Die Empfehlungen zur Weiterentwicklung des Berliner Modells der Antisemitismusbekämpfung, die im Umsetzungsbericht vorgeschlagen werden, umfassen als zentrale Elemente den Vorschlag, den Bereich der Erinnerungspolitik als Querschnittsaufgabe anzusehen und im Hinblick auf „Tradierungen von Antisemitismus“ zu erweitern. Ferner wird angeregt, den anti-israelischen Antisemitismus als gegenwärtig eine der aggressivsten Artikulationsformen von Antisemitismus zu begreifen und zu dessen Bekämpfung die Arbeitsdefinition Antisemitismus der International Holocaust Remembrance Alliance, die auch dem Berliner Landeskonzept zugrunde liegt, zur Grundlage staatlichen Handelns auf allen Ebenen zu machen. Darüber hinaus sollte mehr noch als bisher der kausale Zusammenhang von Antisemitismus und Verschwörungsdenken, das sich anlassbezogen fortlaufend reaktualisieren kann, zum Bestandteil von Präventionsstrategien gemacht und in der Präventionsarbeit verankert werden. Schließlich wird empfohlen, die bereits erzielten Erfolge bei der Verankerung von Antisemitismusbekämpfung in der Landesgesetzgebung zum Anlass für weitere Gesetzesreformen zu nehmen, in denen Antisemitismus ausdrücklich thematisiert wird.

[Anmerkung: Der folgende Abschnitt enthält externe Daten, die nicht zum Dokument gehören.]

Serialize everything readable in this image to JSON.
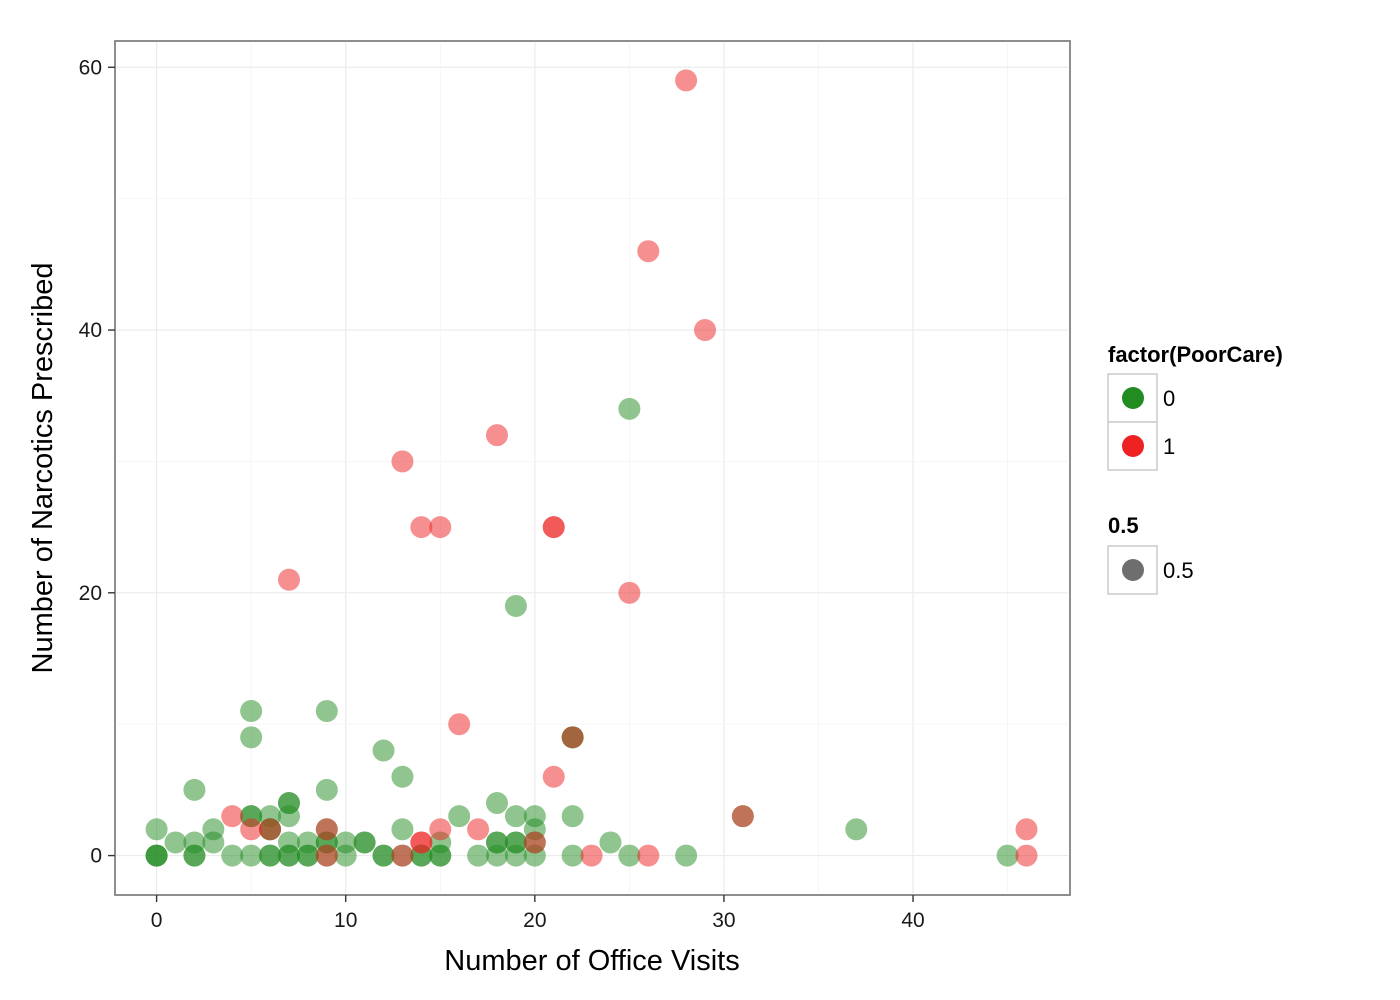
{
  "chart_data": {
    "type": "scatter",
    "xlabel": "Number of Office Visits",
    "ylabel": "Number of Narcotics Prescribed",
    "xlim": [
      -2.2,
      48.3
    ],
    "ylim": [
      -3,
      62
    ],
    "x_ticks": [
      0,
      10,
      20,
      30,
      40
    ],
    "y_ticks": [
      0,
      20,
      40,
      60
    ],
    "x_tick_labels": [
      "0",
      "10",
      "20",
      "30",
      "40"
    ],
    "y_tick_labels": [
      "0",
      "20",
      "40",
      "60"
    ],
    "grid": true,
    "point_alpha": 0.5,
    "legend": {
      "position": "right",
      "color_title": "factor(PoorCare)",
      "color_entries": [
        {
          "label": "0",
          "color": "#228b22"
        },
        {
          "label": "1",
          "color": "#ee2222"
        }
      ],
      "alpha_title": "0.5",
      "alpha_entries": [
        {
          "label": "0.5",
          "color": "#6e6e6e"
        }
      ]
    },
    "series": [
      {
        "name": "0",
        "color": "#228b22",
        "points": [
          [
            0,
            2
          ],
          [
            0,
            0
          ],
          [
            0,
            0
          ],
          [
            0,
            0
          ],
          [
            1,
            1
          ],
          [
            2,
            5
          ],
          [
            2,
            1
          ],
          [
            2,
            0
          ],
          [
            2,
            0
          ],
          [
            3,
            2
          ],
          [
            3,
            1
          ],
          [
            4,
            0
          ],
          [
            5,
            11
          ],
          [
            5,
            9
          ],
          [
            5,
            3
          ],
          [
            5,
            3
          ],
          [
            5,
            0
          ],
          [
            6,
            3
          ],
          [
            6,
            2
          ],
          [
            6,
            2
          ],
          [
            6,
            0
          ],
          [
            6,
            0
          ],
          [
            7,
            4
          ],
          [
            7,
            4
          ],
          [
            7,
            3
          ],
          [
            7,
            1
          ],
          [
            7,
            0
          ],
          [
            7,
            0
          ],
          [
            8,
            1
          ],
          [
            8,
            0
          ],
          [
            8,
            0
          ],
          [
            9,
            11
          ],
          [
            9,
            5
          ],
          [
            9,
            2
          ],
          [
            9,
            1
          ],
          [
            9,
            1
          ],
          [
            9,
            0
          ],
          [
            10,
            1
          ],
          [
            10,
            0
          ],
          [
            11,
            1
          ],
          [
            11,
            1
          ],
          [
            12,
            8
          ],
          [
            12,
            0
          ],
          [
            12,
            0
          ],
          [
            13,
            6
          ],
          [
            13,
            2
          ],
          [
            13,
            0
          ],
          [
            14,
            0
          ],
          [
            14,
            0
          ],
          [
            15,
            1
          ],
          [
            15,
            0
          ],
          [
            15,
            0
          ],
          [
            16,
            3
          ],
          [
            17,
            0
          ],
          [
            18,
            4
          ],
          [
            18,
            1
          ],
          [
            18,
            1
          ],
          [
            18,
            0
          ],
          [
            19,
            19
          ],
          [
            19,
            3
          ],
          [
            19,
            1
          ],
          [
            19,
            1
          ],
          [
            19,
            0
          ],
          [
            20,
            3
          ],
          [
            20,
            2
          ],
          [
            20,
            1
          ],
          [
            20,
            0
          ],
          [
            22,
            9
          ],
          [
            22,
            9
          ],
          [
            22,
            3
          ],
          [
            22,
            0
          ],
          [
            24,
            1
          ],
          [
            25,
            34
          ],
          [
            25,
            0
          ],
          [
            28,
            0
          ],
          [
            31,
            3
          ],
          [
            37,
            2
          ],
          [
            45,
            0
          ]
        ]
      },
      {
        "name": "1",
        "color": "#ee2222",
        "points": [
          [
            4,
            3
          ],
          [
            5,
            2
          ],
          [
            6,
            2
          ],
          [
            7,
            21
          ],
          [
            9,
            2
          ],
          [
            9,
            0
          ],
          [
            13,
            30
          ],
          [
            13,
            0
          ],
          [
            14,
            25
          ],
          [
            14,
            1
          ],
          [
            14,
            1
          ],
          [
            15,
            25
          ],
          [
            15,
            2
          ],
          [
            16,
            10
          ],
          [
            17,
            2
          ],
          [
            18,
            32
          ],
          [
            20,
            1
          ],
          [
            21,
            25
          ],
          [
            21,
            25
          ],
          [
            21,
            6
          ],
          [
            22,
            9
          ],
          [
            23,
            0
          ],
          [
            25,
            20
          ],
          [
            26,
            46
          ],
          [
            26,
            0
          ],
          [
            28,
            59
          ],
          [
            29,
            40
          ],
          [
            31,
            3
          ],
          [
            46,
            2
          ],
          [
            46,
            0
          ]
        ]
      }
    ]
  }
}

Salzborn verweist auf die Notwendigkeit, bezirkliche Strukturen im Kampf gegen Antisemitismus weiter zu stärken und in allen Bezirken Antisemitismusbeauftragte zu etablie-ren. Bisher gibt es diese in Lichtenberg, Pankow und Steglitz-Zehlendorf. Ferner sollte das Themenfeld Antisemitismus für die schulische Präventionsarbeit als Querschnittsaufaufgabe begriffen und neben dem Geschichtsunterricht in anderen Fächern, insbesondere im thema-tisch primär zuständigen Politikunterricht, verankert werden. Dabei sollten alle Formen von Antisemitismus Gegenstand sein. Völlig unverzichtbar ist zudem, gerade vor dem Hintergrund des 350-jährigen Jubiläums der Jüdischen Gemeinde zu Berlin in 2021, die proaktive Integration der umfangreichen Tätigkeiten der jüdischen Community Berlins in den Berliner Alltag. Diese muss nicht nur anlassbezogen sondern kontinuierlich und selbstverständlich erfolgen.